“I lost a 35-year-old woman today.” My listener, a middle-aged mother, stops what she is doing and meets my eyes.
“Kids?” she asks. “Two,” I answer. My listener looks aghast, looking down momentarily at a child darting past.
“Car accident?” “No—infectious complications of HIV.” The bond that tied her to the story loosens its grip. My listener goes a little further to detangle with a common defense. “How'd she get HIV?” “Not sure, but she was an IV drug user.” “Kinda did it to herself, huh?”
The last of the bonds fall away.
If there was any connection left, I could have told her that the patient had a dependent personality disorder, and had on more than one occasion blamed her worsening illness on the fact that her family wasn't forcing her to take her antiretroviral therapy. She took no personal responsibility for her condition, and in fact escaped it to the very end through her drug use. Furthermore, she was a difficult person to deal with on many levels—she was frequently not truthful with her doctors, and was often manipulative to her physicians and her family.

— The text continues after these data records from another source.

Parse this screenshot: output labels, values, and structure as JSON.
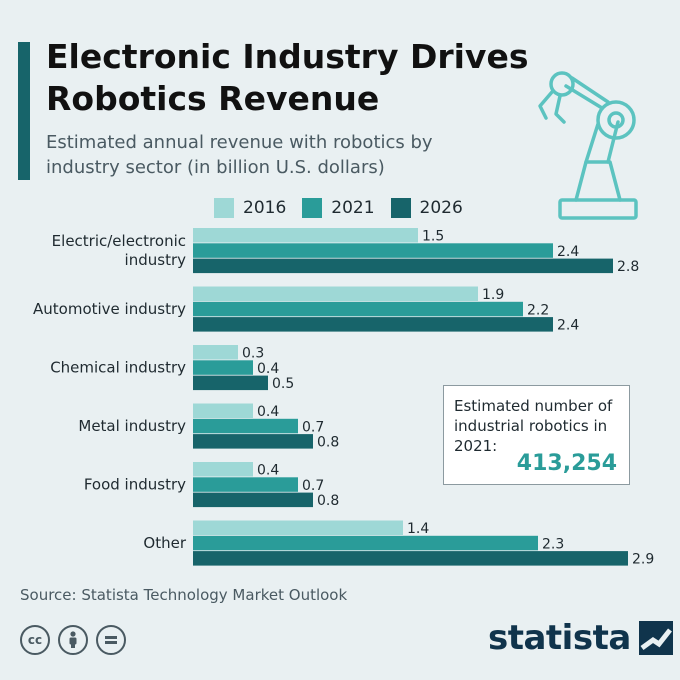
{
  "title": "Electronic Industry Drives Robotics Revenue",
  "subtitle": "Estimated annual revenue with robotics by industry sector (in billion U.S. dollars)",
  "colors": {
    "2016": "#9ed8d6",
    "2021": "#2a9c99",
    "2026": "#17646a",
    "accent": "#17646a",
    "highlight": "#2a9c99"
  },
  "chart_data": {
    "type": "bar",
    "orientation": "horizontal",
    "title": "Electronic Industry Drives Robotics Revenue",
    "subtitle": "Estimated annual revenue with robotics by industry sector (in billion U.S. dollars)",
    "categories": [
      "Electric/electronic industry",
      "Automotive industry",
      "Chemical industry",
      "Metal industry",
      "Food industry",
      "Other"
    ],
    "category_lines": [
      [
        "Electric/electronic",
        "industry"
      ],
      [
        "Automotive industry"
      ],
      [
        "Chemical industry"
      ],
      [
        "Metal industry"
      ],
      [
        "Food industry"
      ],
      [
        "Other"
      ]
    ],
    "series": [
      {
        "name": "2016",
        "values": [
          1.5,
          1.9,
          0.3,
          0.4,
          0.4,
          1.4
        ]
      },
      {
        "name": "2021",
        "values": [
          2.4,
          2.2,
          0.4,
          0.7,
          0.7,
          2.3
        ]
      },
      {
        "name": "2026",
        "values": [
          2.8,
          2.4,
          0.5,
          0.8,
          0.8,
          2.9
        ]
      }
    ],
    "legend_position": "top",
    "grid": false,
    "xlim": [
      0,
      3.2
    ]
  },
  "info_box": {
    "text": "Estimated number of industrial robotics in 2021:",
    "value": "413,254"
  },
  "source": "Source: Statista Technology Market Outlook",
  "license_icons": [
    "cc",
    "person",
    "equals"
  ],
  "brand": "statista"
}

My listener moves on, returning to the task that my story had interrupted and leaves me to mourn her passing alone.
I wonder—was she ever valued? Was she loved? Was there a time—even a brief one—where things could have gone differently for her? I will never know. The sadness of her unfulfilled life casts a shadow over me. My listener, now noting my distance, reconnects.
“I don't know how you do what you do,” she notes with some pity in her tone.

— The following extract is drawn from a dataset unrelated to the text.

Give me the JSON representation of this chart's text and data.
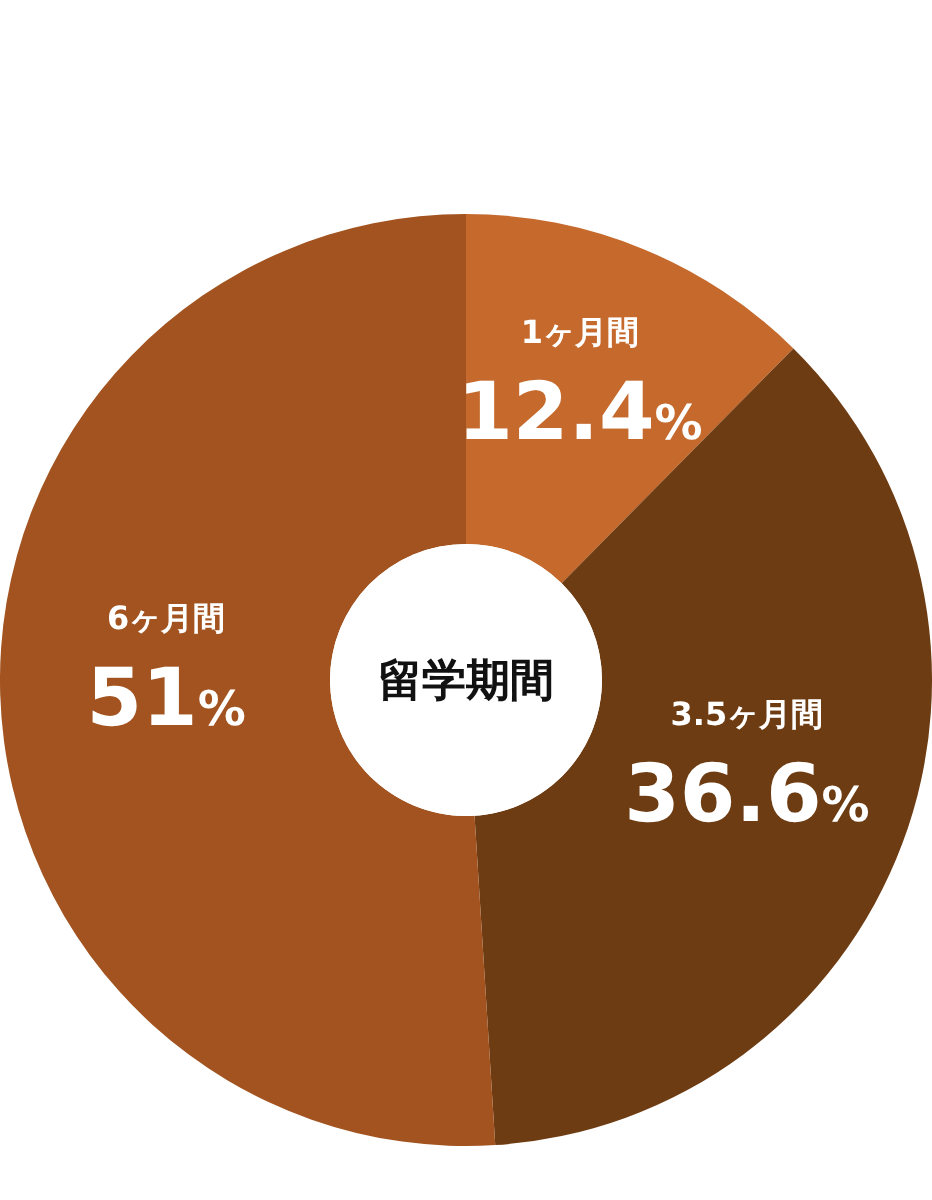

I know there is great sadness in the world, and my job is in many ways an immersion experience in that sadness. Much like my listener, as a physician I must balance the depth to which I engage that sadness. I see my housestaff attempting this balance as they present a readmission of a patient with acute alcoholic pancreatitis. When I point out that he was a war veteran with depression that he treated with alcohol, my assertion is met with a mix of receptive contemplation and downcast glances; some acknowledge the teaching point, and others choose to observe at a distance. I know I have my limits too. At 3 am on my third night in a row on call, my sleep interests me far more than the anxiety and poor coping skills of my patient who is nursing the wounds of a recent divorce, and I struggle to remind myself of the lessons I teach my housestaff.
Reflecting on the sadness in others' lives can give us perspective about our own lives, a frame of reference for our struggles, or the joy of sharing in the triumph of the human spirit. It can also, at high doses or inadequate titrations, paralyze us with grief or numb us entirely.
As a physician, I walk that fine line. Connect. Find meaning in the human struggle. Pull out before that struggle paralyzes me. Pull out too early and I become callous; stay in too long and I feel the flames of burnout.
I take another step forward, not sure on which side of the line my foot will land.